The A.O make a Best Judgement Assessment u/s 144 if the assessee fails to furnish his return u/s 139(1) or 139(4)
or 139(5), or fails to comply with the terms of notice issued either u/s 142(1) or 143(2). The A.O shall determine
his tax payable after taking into account all the material fact which he had gathered only after giving the assessee
an opportunity of being heard.
Can an assessee file an appeal in case of Best Judgement Assessment?
In case of Best Judgement Assessment, an assessee has the right to file an appeal u/s 246A or
to make an application for revision u/s 264 to the CIT.
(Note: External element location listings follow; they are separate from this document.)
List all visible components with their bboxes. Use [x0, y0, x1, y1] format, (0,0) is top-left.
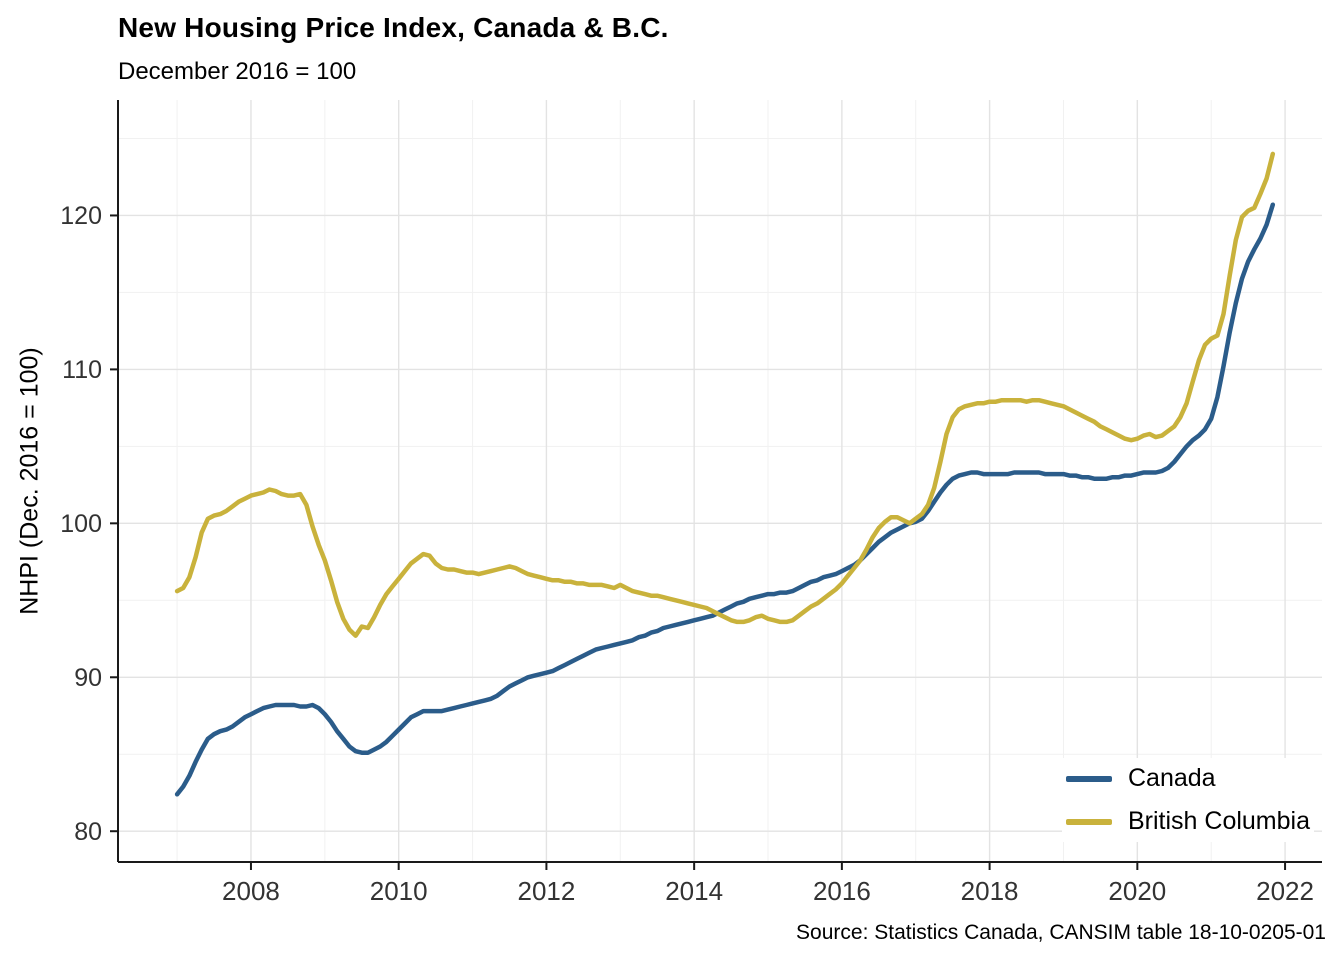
x-tick-label: 2014 — [665, 876, 723, 906]
x-tick-label: 2016 — [813, 876, 871, 906]
y-tick-label: 90 — [74, 664, 102, 692]
legend-item-canada: Canada — [1065, 764, 1310, 793]
legend-label-british-columbia: British Columbia — [1127, 807, 1310, 835]
x-tick-label: 2020 — [1108, 876, 1166, 906]
legend-swatch-british-columbia — [1065, 818, 1112, 825]
chart-subtitle: December 2016 = 100 — [118, 58, 357, 85]
y-tick-label: 120 — [60, 202, 102, 230]
y-tick-label: 110 — [62, 356, 102, 384]
x-tick-label: 2010 — [370, 876, 428, 906]
legend-label-canada: Canada — [1127, 764, 1216, 792]
legend: Canada British Columbia — [1061, 758, 1314, 842]
series-line-british-columbia — [174, 151, 1276, 638]
y-tick-label: 80 — [74, 818, 102, 846]
x-tick-label: 2012 — [517, 876, 575, 906]
chart-title: New Housing Price Index, Canada & B.C. — [118, 12, 669, 43]
x-tick-label: 2022 — [1256, 876, 1314, 906]
x-tick-label: 2008 — [222, 876, 280, 906]
legend-swatch-canada — [1065, 775, 1112, 782]
legend-item-british-columbia: British Columbia — [1065, 807, 1310, 836]
source-caption: Source: Statistics Canada, CANSIM table … — [796, 921, 1326, 944]
x-tick-label: 2018 — [961, 876, 1019, 906]
y-tick-label: 100 — [60, 510, 102, 538]
series-line-canada — [174, 202, 1276, 797]
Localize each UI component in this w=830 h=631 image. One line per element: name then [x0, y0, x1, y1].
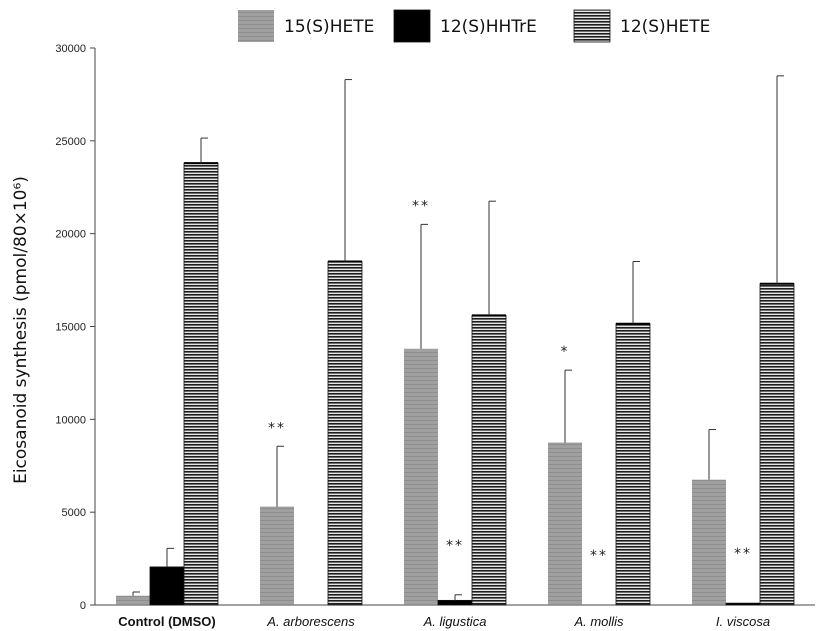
- y-tick-label: 10000: [55, 414, 86, 426]
- y-tick-label: 15000: [55, 322, 86, 334]
- y-tick-label: 20000: [55, 229, 86, 241]
- bar-12-s-hhtre: [725, 602, 761, 606]
- y-tick-label: 25000: [55, 136, 86, 148]
- y-tick-label: 0: [80, 600, 86, 612]
- bar-15-s-hete: [260, 506, 294, 605]
- x-category-label: A. ligustica: [423, 614, 487, 629]
- bar-12-s-hete: [327, 261, 363, 606]
- bar-15-s-hete: [404, 348, 438, 605]
- bar-12-s-hete: [183, 162, 219, 606]
- x-axis: Control (DMSO) A. arborescens A. ligustica…: [95, 604, 815, 629]
- bar-15-s-hete: [548, 442, 582, 605]
- significance-marker: **: [446, 538, 464, 554]
- legend-label: 12(S)HETE: [620, 17, 710, 37]
- legend-label: 15(S)HETE: [284, 17, 374, 37]
- bar-15-s-hete: [692, 479, 726, 605]
- significance-marker: **: [590, 548, 608, 564]
- significance-marker: **: [268, 420, 286, 436]
- bar-12-s-hete: [759, 283, 795, 606]
- bar-12-s-hete: [615, 323, 651, 606]
- bar-12-s-hhtre: [437, 599, 473, 606]
- bars-layer: [116, 162, 795, 606]
- x-category-label: I. viscosa: [716, 614, 770, 629]
- significance-marker: **: [734, 546, 752, 562]
- significance-marker: **: [412, 198, 430, 214]
- bar-12-s-hete: [471, 314, 507, 606]
- error-bars-layer: [132, 75, 784, 601]
- bar-12-s-hhtre: [149, 566, 185, 606]
- legend-label: 12(S)HHTrE: [440, 17, 537, 37]
- significance-marker: *: [561, 344, 570, 360]
- x-category-label: A. mollis: [573, 614, 624, 629]
- x-category-label: A. arborescens: [266, 614, 355, 629]
- y-tick-label: 5000: [62, 507, 86, 519]
- y-axis: 0 5000 10000 15000 20000 25000 30000: [55, 43, 96, 612]
- legend-swatch: [238, 10, 274, 42]
- legend-swatch: [393, 9, 431, 43]
- bar-15-s-hete: [116, 595, 150, 605]
- y-tick-label: 30000: [55, 43, 86, 55]
- legend-swatch: [573, 9, 611, 43]
- x-category-label: Control (DMSO): [118, 614, 215, 629]
- significance-layer: ********* **: [268, 198, 752, 564]
- y-axis-title: Eicosanoid synthesis (pmol/80×10⁶): [11, 176, 31, 484]
- legend: 15(S)HETE 12(S)HHTrE 12(S)HETE: [238, 9, 710, 43]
What is the time limit for completion of Best Judgement Assessment?
The order of Best Judgement Assessment should be passed within 2 years from the end of the assessment year
in which the income was first assessable.
What is the procedure for filling an appeal before CIT(A)?
The appeal should be filed in Form No. 35 within 30 days of receipt of Assessment order and Demand Notice,
before the CIT (A).
Whether the assessee is required to pay both tax and interest on returned income before filling an
appeal before CIT(A)?
The assessee is required to pay tax on the admitted income before filling appeal.
However it is not mandatory to pay interest.
What is the time limit for disposal of appeal by CIT(A)?
Where it is possible, CIT(A) may hear and decide within a period of 1 year from the end of the financial year
in which such appeal has been filed.
What remedial action is available to an assessee if he is not satisfied with the order of CIT(A)?
The assessee can file a second appeal before the Income – tax Appellate Tribunal(ITAT) if he is not satisfied
with the order of CIT(A).
What is the time limit of filling an appeal before the ITAT?,
The appeal should be filed within 30 days of receipt of the order from the CIT (A).